To understand the critical density of the universe in terms of hydrogen atoms, we first need to grasp the mass of a single hydrogen atom. A hydrogen atom consists mainly of a single proton. The mass of a proton is approximately \(1.67 \times 10^{-27} \text{ kg}\). This tiny mass might seem insignificant, but it plays a crucial role in universe density calculations. The mass of a hydrogen atom is pivotal because it provides a baseline to calculate how many such atoms fit in a given mass density, such as the critical density of the universe. By using this approximate mass, we can convert mass density into the number of atoms, which is a more intuitive measurement for many calculations.

Calculating universe density, particularly the critical density, involves understanding how many hydrogen atoms fit in a cubic meter. The critical density of the universe is the theoretical density needed for the universe to remain in a delicate balance between expansion and gravitational collapse. Given as \(5.8 \times 10^{-27} \text{ kg/m}^3\), this density is quite low. By dividing this critical density by the mass of a hydrogen atom, \(1.67 \times 10^{-27} \text{ kg}\), we approximate that there are about \(3.47\) hydrogen atoms per cubic meter. This conversion helps conceptualize the sparseness of matter spread throughout the universe, making it easier to understand vast and complex cosmological concepts in understandable physical terms.

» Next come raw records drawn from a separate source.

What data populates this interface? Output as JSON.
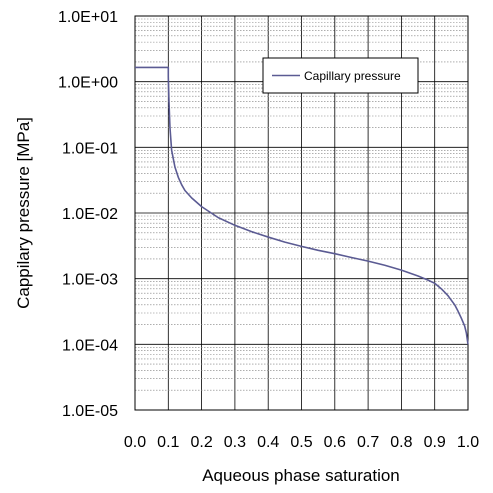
{
  "chart_data": {
    "type": "line",
    "xlabel": "Aqueous phase saturation",
    "ylabel": "Cappilary pressure [MPa]",
    "xlim": [
      0.0,
      1.0
    ],
    "ylim": [
      1e-05,
      10
    ],
    "y_scale": "log",
    "grid": "on",
    "legend_position": "top-right",
    "x_ticks": [
      "0.0",
      "0.1",
      "0.2",
      "0.3",
      "0.4",
      "0.5",
      "0.6",
      "0.7",
      "0.8",
      "0.9",
      "1.0"
    ],
    "y_ticks": [
      "1.0E-05",
      "1.0E-04",
      "1.0E-03",
      "1.0E-02",
      "1.0E-01",
      "1.0E+00",
      "1.0E+01"
    ],
    "series": [
      {
        "name": "Capillary pressure",
        "color": "#5b5b93",
        "x": [
          0.0,
          0.1,
          0.1,
          0.102,
          0.105,
          0.11,
          0.12,
          0.13,
          0.14,
          0.15,
          0.17,
          0.2,
          0.25,
          0.3,
          0.35,
          0.4,
          0.45,
          0.5,
          0.55,
          0.6,
          0.65,
          0.7,
          0.75,
          0.8,
          0.85,
          0.88,
          0.9,
          0.92,
          0.94,
          0.96,
          0.97,
          0.98,
          0.99,
          0.995,
          1.0
        ],
        "y": [
          1.65,
          1.65,
          1.2,
          0.5,
          0.2,
          0.09,
          0.05,
          0.035,
          0.027,
          0.022,
          0.017,
          0.0125,
          0.0085,
          0.0065,
          0.0052,
          0.0043,
          0.0036,
          0.0031,
          0.0027,
          0.0024,
          0.0021,
          0.00185,
          0.0016,
          0.00135,
          0.0011,
          0.00095,
          0.00085,
          0.0007,
          0.00055,
          0.0004,
          0.00032,
          0.00025,
          0.00019,
          0.00015,
          0.0001
        ]
      }
    ]
  }
}
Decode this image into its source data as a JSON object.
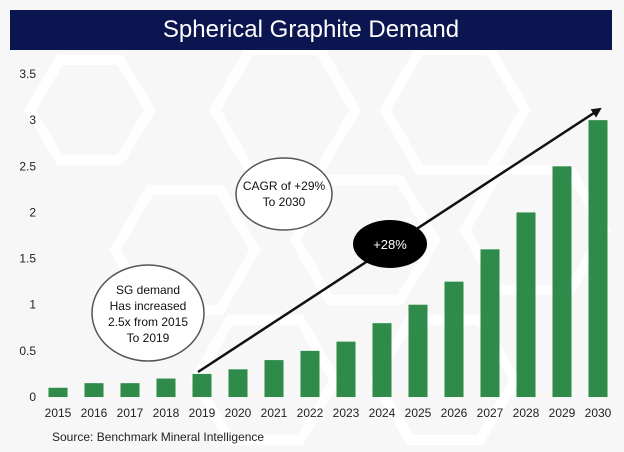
{
  "chart_data": {
    "type": "bar",
    "title": "Spherical Graphite Demand",
    "categories": [
      "2015",
      "2016",
      "2017",
      "2018",
      "2019",
      "2020",
      "2021",
      "2022",
      "2023",
      "2024",
      "2025",
      "2026",
      "2027",
      "2028",
      "2029",
      "2030"
    ],
    "values": [
      0.1,
      0.15,
      0.15,
      0.2,
      0.25,
      0.3,
      0.4,
      0.5,
      0.6,
      0.8,
      1.0,
      1.25,
      1.6,
      2.0,
      2.5,
      3.0
    ],
    "ylim": [
      0,
      3.5
    ],
    "yticks": [
      "0",
      "0.5",
      "1",
      "1.5",
      "2",
      "2.5",
      "3",
      "3.5"
    ],
    "xlabel": "",
    "ylabel": "",
    "bar_color": "#2e8b4a",
    "annotations": {
      "note_left": [
        "SG demand",
        "Has increased",
        "2.5x from 2015",
        "To 2019"
      ],
      "note_cagr": [
        "CAGR of +29%",
        "To 2030"
      ],
      "growth_label": "+28%"
    },
    "source": "Source: Benchmark Mineral Intelligence"
  }
}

To comprehend how vastly different the universe's density is compared to Earth, let's consider a room with dimensions \(4 \text{ m} \times 7 \text{ m} \times 3 \text{ m}\). If the universe's density matched the critical density, you'd find approximately \(291\) hydrogen atoms in such a room. In stark comparison, under normal Earth conditions, this same room would contain about \(2.5 \times 10^{25}\) atoms. Earth, with its dense atmosphere and material composition, shows how dense a place it is compared to the expansive and less dense universe. This comparison highlights the immense difference in particle distribution, driving home how unique Earth's conditions are compared to the universe's baseline state. Understanding these numbers underscores the scale and nature of the matter we encounter daily versus the vastness of the cosmos.